I was looking at him from the side and just saying to myself, yes, its his eyes that make him look funny when suddenly he turned them on me. I think maybe he felt that I was looking at him. Anyhow he just stared at me the same way I had seem him staring at the bird -- like he had never seen a boy before. I was caught in the act. What act I was caught in wasn't real clear. After all, all I had done was to look at him. I thought, maybe he knows I think he is funny looking and that's why I am staring at him. I froze. I didn't know what to do. For a lot of seconds neither of us said or did anything. It was like a time-bomb was ticking away and I didn't know which way to run. Then he smiled, and said, "hi."
It was just ordinary, no bomb or anything. So I said hi back.
"You're on a field trip," he said.
I nodded and wondered how he knew. Then I thought about the school bus and all the kids running around and it was obvious. So I just said, "yeah." I came over closer to his table.
"Where are you going?" he asked.
"Some museum in Boston."
"Cool," he said. "Which one."
I shrugged. "Can't remember the name of it," I said.
"Have you been thinking about running away?" he asked.

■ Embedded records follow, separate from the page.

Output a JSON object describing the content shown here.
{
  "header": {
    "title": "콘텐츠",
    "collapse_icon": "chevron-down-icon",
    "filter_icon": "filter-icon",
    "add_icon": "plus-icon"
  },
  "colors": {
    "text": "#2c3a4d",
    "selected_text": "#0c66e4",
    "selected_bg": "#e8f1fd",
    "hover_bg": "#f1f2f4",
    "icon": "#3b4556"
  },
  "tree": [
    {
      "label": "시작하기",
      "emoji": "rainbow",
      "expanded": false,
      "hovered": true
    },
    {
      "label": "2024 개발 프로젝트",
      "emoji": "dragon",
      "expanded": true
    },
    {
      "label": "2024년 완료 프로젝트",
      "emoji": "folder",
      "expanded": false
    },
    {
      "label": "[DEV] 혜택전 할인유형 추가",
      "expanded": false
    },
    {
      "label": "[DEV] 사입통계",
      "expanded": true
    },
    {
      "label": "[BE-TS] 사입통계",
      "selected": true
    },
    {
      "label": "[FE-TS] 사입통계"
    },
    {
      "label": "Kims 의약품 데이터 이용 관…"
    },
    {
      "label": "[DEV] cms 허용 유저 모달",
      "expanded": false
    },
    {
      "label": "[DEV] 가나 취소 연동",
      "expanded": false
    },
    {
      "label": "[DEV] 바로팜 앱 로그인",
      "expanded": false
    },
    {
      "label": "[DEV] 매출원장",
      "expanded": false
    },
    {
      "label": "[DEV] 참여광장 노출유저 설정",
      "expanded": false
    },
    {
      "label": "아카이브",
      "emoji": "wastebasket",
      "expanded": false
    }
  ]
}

Now that one was not so easy to explain. I felt the hair on the back of my arm rise a bit. "Maybe," I said. I didn't want to say how did you know that because I figured that might give him an advantage over me -- like I thought he was a magician or something and I was just an ordinary kid.
"You want a plum?" he asked.
"Sure," I said. I came on up to the table and sat down across from him, and took the plum he offered me.

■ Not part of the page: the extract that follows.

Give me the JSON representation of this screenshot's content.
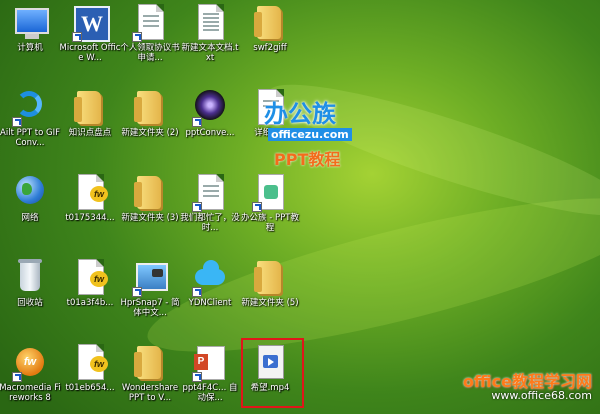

We sat there eating our plums and not saying anything and with him staring at me like he had never seen a boy eating a plum before.
Finally I said, "Where are you going?"
"West," he said.
"West?"
He nodded.
"West where?"
"As far west as I can," he said.
That wasn't a very exact answer, but my hope was to get as far away from where I was as I could. As far west as possible sounded like it might be just what I was looking for. "Can I go with you?" I asked.
"Why not?" he said.
I wiped some plum juice off my mouth with my sleeve and spit out the pit. "Really?" I said. I thought maybe he was just talking. I didn't know him yet.
"Sure he said."
I glanced over my shoulder to the bus and saw that the kids were beginning to return to it. Soon they would call for everybody and then do a count. They would discover that I was missing and come looking for me. I thought about how I might avoid them.
"Just sit like you are now, with your back to them," he said. At the time it didn't seem strange to me. I guess I didn't even notice that I had not said anything to him about my worry. I turned by back to the bus. "Now," he said, "close your eyes and picture yourself on the bus."
I didn't have a better plan, so I did what he said. The last of the kids, minus me, got on the bus and the door shut. Then there was a long wait. I figured they were counting and began to panic.
"Keep picturing yourself there on the bus," he said. I did so as best I could.
Then the bus door opened and my heart sank. They had found out that I was gone, and would come looking now. The bus driver climbed down. He had a paper sack in his hand which he took to the trash bin closest to the bus. Then he got back on and closed the door again. A few seconds later the bus drove off.
I began to feel how weird this was getting.